Thursday 4 December 2008

Shankill – 'Original Belfast'?

Being Communications has launched a 'brand' for the Shankill – essentially just a logo and a slogan. The logo is, unimaginatively, just a union jack the slogan 'Original Belfast' on it.


Given that the Shankill is not short of union jack flags, the (publicly funded?) logo seems superfluous, not to mention overly political, as the union jack is very closely identified with the loyalist murderers for whom the Shankill is famous. Mark Thompson, design director with Being Communications who designed the brand, said that "The Shankill name is world famous. We should take advantage of that." Well, it is, of course, world famous, but not in a good way! It is known as a hotbed of loyalist extremism, murder, drug-dealing and sectarianism – usually illustrated in the world's media with a host of union jacks, just like the logo that Mr Thompson has designed.

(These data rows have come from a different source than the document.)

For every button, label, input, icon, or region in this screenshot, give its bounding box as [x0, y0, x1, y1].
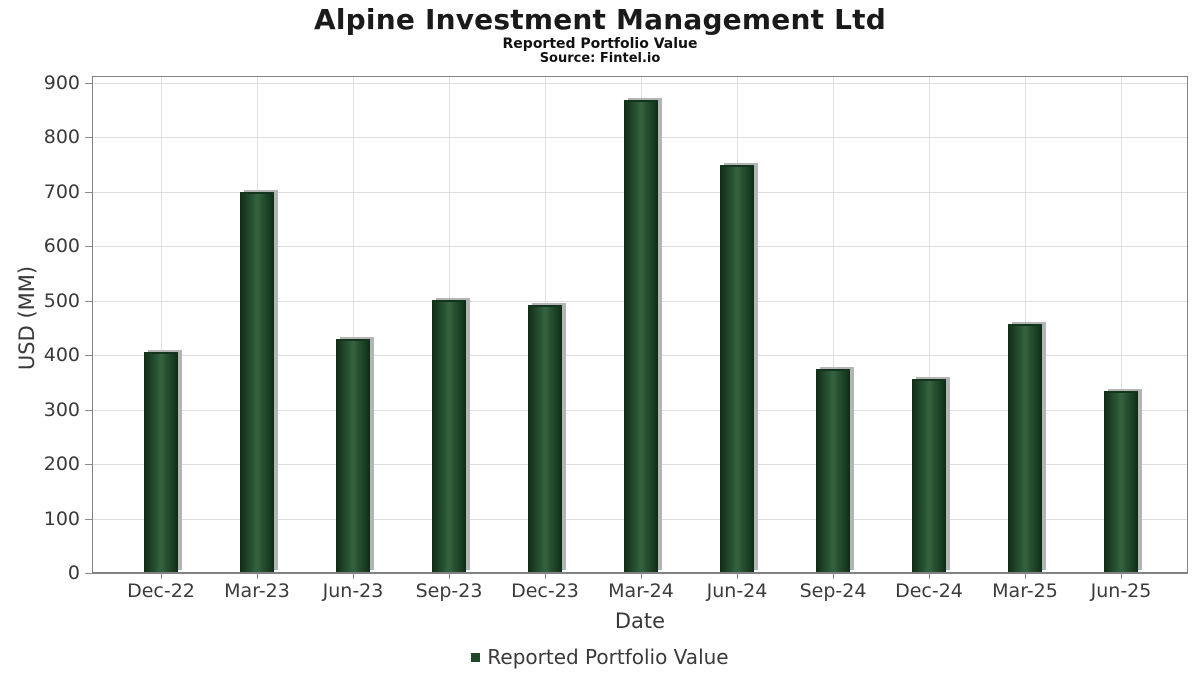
y-tick-label: 200: [43, 453, 80, 476]
legend-marker-icon: [471, 652, 481, 662]
bar-dec-24[interactable]: [912, 379, 946, 572]
bar-jun-23[interactable]: [336, 339, 370, 572]
chart-title: Alpine Investment Management Ltd: [314, 3, 886, 36]
x-axis-tick: [449, 574, 450, 579]
bar-dec-22[interactable]: [144, 352, 178, 572]
bar-dec-23[interactable]: [528, 304, 562, 572]
x-tick-label: Dec-22: [127, 580, 195, 602]
bar-jun-25[interactable]: [1104, 390, 1138, 572]
gridline-horizontal: [93, 82, 1187, 84]
chart-source-label: Source: Fintel.io: [539, 51, 661, 66]
x-axis-tick: [1121, 574, 1122, 579]
y-axis-tick: [85, 409, 92, 411]
y-tick-label: 900: [43, 71, 80, 94]
x-axis-tick: [545, 574, 546, 579]
x-axis-tick: [1025, 574, 1026, 579]
gridline-vertical: [161, 77, 162, 572]
x-tick-label: Jun-25: [1090, 580, 1152, 602]
plot-area: [92, 76, 1188, 574]
chart-subtitle: Reported Portfolio Value: [502, 36, 698, 52]
x-tick-label: Jun-24: [706, 580, 768, 602]
y-tick-label: 500: [43, 289, 80, 312]
y-axis-tick: [85, 573, 92, 574]
y-axis-tick: [85, 355, 92, 357]
y-axis-tick: [85, 137, 92, 139]
x-tick-label: Sep-23: [415, 580, 483, 602]
bar-mar-25[interactable]: [1008, 323, 1042, 572]
y-axis-tick: [85, 518, 92, 520]
x-tick-label: Sep-24: [799, 580, 867, 602]
bar-mar-24[interactable]: [624, 100, 658, 572]
x-tick-label: Mar-24: [608, 580, 674, 602]
bar-sep-24[interactable]: [816, 369, 850, 572]
x-tick-label: Mar-23: [224, 580, 290, 602]
x-tick-label: Dec-24: [895, 580, 963, 602]
gridline-vertical: [353, 77, 354, 572]
bar-sep-23[interactable]: [432, 299, 466, 572]
x-axis-tick: [641, 574, 642, 579]
y-axis-tick: [85, 82, 92, 84]
x-tick-label: Jun-23: [322, 580, 384, 602]
y-tick-label: 600: [43, 235, 80, 258]
y-tick-label: 700: [43, 180, 80, 203]
bar-mar-23[interactable]: [240, 191, 274, 572]
gridline-vertical: [833, 77, 834, 572]
y-tick-label: 100: [43, 507, 80, 530]
x-axis-label: Date: [614, 609, 666, 633]
legend-item[interactable]: Reported Portfolio Value: [0, 645, 1200, 669]
x-axis-tick: [929, 574, 930, 579]
gridline-vertical: [1121, 77, 1122, 572]
x-tick-label: Mar-25: [992, 580, 1058, 602]
gridline-vertical: [929, 77, 930, 572]
y-tick-label: 800: [43, 126, 80, 149]
y-tick-label: 400: [43, 344, 80, 367]
y-axis-tick: [85, 464, 92, 466]
legend-label: Reported Portfolio Value: [487, 645, 729, 669]
x-axis-tick: [833, 574, 834, 579]
bar-jun-24[interactable]: [720, 165, 754, 572]
x-tick-label: Dec-23: [511, 580, 579, 602]
x-axis-tick: [257, 574, 258, 579]
x-axis-tick: [353, 574, 354, 579]
y-tick-label: 0: [67, 562, 80, 584]
y-axis-tick: [85, 300, 92, 302]
y-axis-tick: [85, 191, 92, 193]
y-tick-label: 300: [43, 398, 80, 421]
x-axis-tick: [737, 574, 738, 579]
y-axis-tick: [85, 246, 92, 248]
x-axis-tick: [161, 574, 162, 579]
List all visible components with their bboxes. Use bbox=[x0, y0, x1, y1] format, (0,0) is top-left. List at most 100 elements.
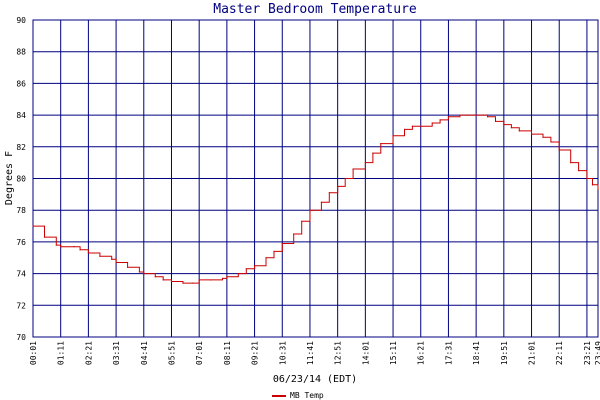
x-tick-label: 10:31 bbox=[278, 341, 287, 365]
data-point bbox=[439, 119, 441, 121]
y-tick-label: 70 bbox=[16, 333, 26, 342]
x-tick-label: 00:01 bbox=[29, 341, 38, 365]
x-tick-label: 14:01 bbox=[361, 341, 370, 365]
data-point bbox=[55, 244, 57, 246]
data-point bbox=[487, 116, 489, 118]
data-point bbox=[73, 246, 75, 248]
data-point bbox=[320, 201, 323, 203]
data-point bbox=[542, 136, 544, 138]
data-point bbox=[328, 192, 330, 194]
data-point bbox=[530, 133, 533, 135]
x-tick-label: 22:11 bbox=[555, 341, 564, 365]
data-point bbox=[154, 276, 156, 278]
data-point bbox=[352, 168, 354, 170]
data-point bbox=[467, 114, 469, 116]
x-tick-label: 04:41 bbox=[140, 341, 149, 365]
data-point bbox=[138, 271, 141, 273]
data-point bbox=[411, 125, 414, 127]
data-point bbox=[237, 273, 239, 275]
data-point bbox=[170, 280, 173, 283]
y-tick-label: 72 bbox=[16, 301, 26, 310]
data-point bbox=[494, 120, 497, 123]
x-tick-label: 02:21 bbox=[84, 341, 93, 365]
x-tick-label: 12:51 bbox=[334, 341, 343, 365]
data-point bbox=[372, 152, 374, 154]
y-tick-label: 78 bbox=[16, 206, 26, 215]
x-tick-label: 01:11 bbox=[57, 341, 66, 365]
data-point bbox=[447, 116, 450, 118]
data-point bbox=[245, 268, 247, 270]
data-point bbox=[558, 149, 560, 151]
data-point bbox=[459, 114, 461, 116]
data-point bbox=[281, 242, 283, 245]
data-point bbox=[431, 122, 433, 124]
data-point bbox=[550, 141, 552, 143]
x-tick-label: 08:11 bbox=[223, 341, 232, 365]
data-point bbox=[293, 233, 295, 235]
legend-label-mb-temp: MB Temp bbox=[290, 391, 324, 400]
data-point bbox=[32, 225, 34, 227]
x-tick-label: 23:49 bbox=[594, 341, 600, 365]
y-axis-label: Degrees F bbox=[4, 151, 15, 205]
x-tick-label: 09:21 bbox=[251, 341, 260, 365]
y-tick-label: 88 bbox=[16, 48, 26, 57]
data-point bbox=[301, 220, 303, 222]
data-point bbox=[210, 279, 212, 281]
x-tick-label: 05:51 bbox=[167, 341, 176, 365]
data-point bbox=[273, 250, 275, 253]
data-point bbox=[392, 135, 394, 137]
plot-area-frame bbox=[32, 19, 599, 338]
x-tick-label: 11:41 bbox=[306, 341, 315, 365]
data-point bbox=[162, 279, 164, 281]
y-tick-label: 84 bbox=[16, 111, 26, 120]
grid bbox=[32, 19, 599, 338]
x-axis-ticks: 00:01 01:11 02:21 03:31 04:41 05:51 07:01 08:11… bbox=[29, 341, 600, 365]
data-point bbox=[518, 130, 520, 132]
series-layer bbox=[32, 114, 599, 284]
legend: MB Temp bbox=[272, 391, 324, 400]
x-tick-label: 18:41 bbox=[472, 341, 481, 365]
y-tick-label: 80 bbox=[16, 175, 26, 184]
data-point bbox=[503, 124, 505, 126]
data-point bbox=[198, 279, 200, 281]
data-point bbox=[309, 209, 311, 211]
data-point bbox=[265, 257, 267, 259]
data-point bbox=[420, 125, 422, 127]
data-point bbox=[43, 236, 46, 238]
data-point bbox=[597, 188, 599, 191]
data-point bbox=[344, 177, 346, 180]
data-point bbox=[570, 162, 572, 164]
x-tick-label: 19:51 bbox=[500, 341, 509, 365]
data-point bbox=[87, 252, 89, 254]
x-tick-label: 21:01 bbox=[528, 341, 537, 365]
data-point bbox=[60, 246, 62, 248]
data-point bbox=[591, 184, 594, 186]
data-point bbox=[221, 277, 224, 279]
data-point bbox=[475, 114, 477, 116]
series-line-mb-temp bbox=[33, 114, 599, 284]
y-tick-label: 86 bbox=[16, 79, 26, 88]
data-point bbox=[226, 276, 228, 278]
y-axis-ticks: 70 72 74 76 78 80 82 84 86 88 90 bbox=[16, 16, 26, 342]
y-tick-label: 76 bbox=[16, 238, 26, 247]
data-point bbox=[126, 266, 129, 268]
chart-title: Master Bedroom Temperature bbox=[213, 2, 417, 17]
data-point bbox=[253, 265, 256, 267]
data-point bbox=[364, 162, 366, 164]
data-point bbox=[79, 249, 81, 251]
y-tick-label: 82 bbox=[16, 143, 26, 152]
x-axis-label: 06/23/14 (EDT) bbox=[273, 374, 357, 385]
x-tick-label: 17:31 bbox=[444, 341, 453, 365]
x-tick-label: 15:11 bbox=[389, 341, 398, 365]
data-point bbox=[99, 255, 101, 257]
data-point bbox=[337, 185, 339, 188]
data-point bbox=[182, 282, 184, 284]
data-point bbox=[380, 143, 382, 145]
data-point bbox=[192, 282, 194, 284]
x-tick-label: 03:31 bbox=[112, 341, 121, 365]
data-point bbox=[403, 128, 406, 130]
x-tick-label: 07:01 bbox=[195, 341, 204, 365]
data-point bbox=[111, 258, 113, 260]
x-tick-label: 16:21 bbox=[417, 341, 426, 365]
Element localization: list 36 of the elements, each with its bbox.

Thompson is, of course, more than just a mere designer of pseudo-political logos, he is also Chairman of the Ulster-Scots Agency, and thus an active player in Northern Ireland's culture wars.

The logo was launched in the Shankill Library and endorsed by politicians including Enterprise Minister Arlene Foster and Finance Minister Nigel Dodds.


At the launch Arlene Foster said that "all the great cities throughout the world have different parts to their cities. If you go to New York for example, there's Brooklyn and the Bronx, in London there's Covent Garden and Soho. We are hoping when people come to Belfast they will go to the Titanic Quarter and the Shankill and get that authentic feeling of Belfast."

So the Minister for Enterprise wants visitors to go to the Titanic Quarter (in unionist East Belfast) and the Shankill (the unionist part of West Belfast). Is she the Minister for all the people, or just unionists?

Foster also said that she thought the new brand identified what the Shankill was about. On that, she is pretty much correct – nothing much other than flag-waving.

So the unionists' obsession with pushing their flag into the faces of those who do not want it, is being continued through the guise of 'tourism'. Foster, and all of those other people involved in this project, know that the T-shirts emblazoned with the Shankill logo will be (and are probably intended to be) de facto loyalist uniforms. No tourist should be encouraged to buy them without being made ware that they are, in effect, being used as weapons in a seedy culture war.


4 comments:

Anonymous said...

Nice article. However, unfortunately the term Union Jack (although used frequently by everyone from the BBC to normal people on the street) is not correct. The Union Flag is only called the Union Jack when it is on a ship. On the jack mast... Still nice article all the same.

Anonymous said...

Why 'since AD 455'? Is that the foundation date of Belfast or of the Shankill.

I assume that AD 455 would be the foundation of Beal Feirste, the Irish settlement?

Cymro |Welshman

Anonymous said...

... sorry, just read the accompanying article which states that Shankill comes from the Irish for 'old church' founded in 455 ... which just makes the Union Flag (1801) look just a bit, erm, recent and ignoring about 1200 years of history?

Cymro

Anonymous said...

The Union Flag is part of the history of the Shankill Road and it can't just be airbrushed out of history because some people find it distasteful. There are many other designs for the Shankill Tourism project, many of them less "offensive", but this was a launch and they wanted into the paper, bright colours are always going to look better in print than the other subtle designs that were available.
The 1200 intervening years have not been ignored, the idea of the project is to let people know of the whole history of the Shankill not just the bad parts.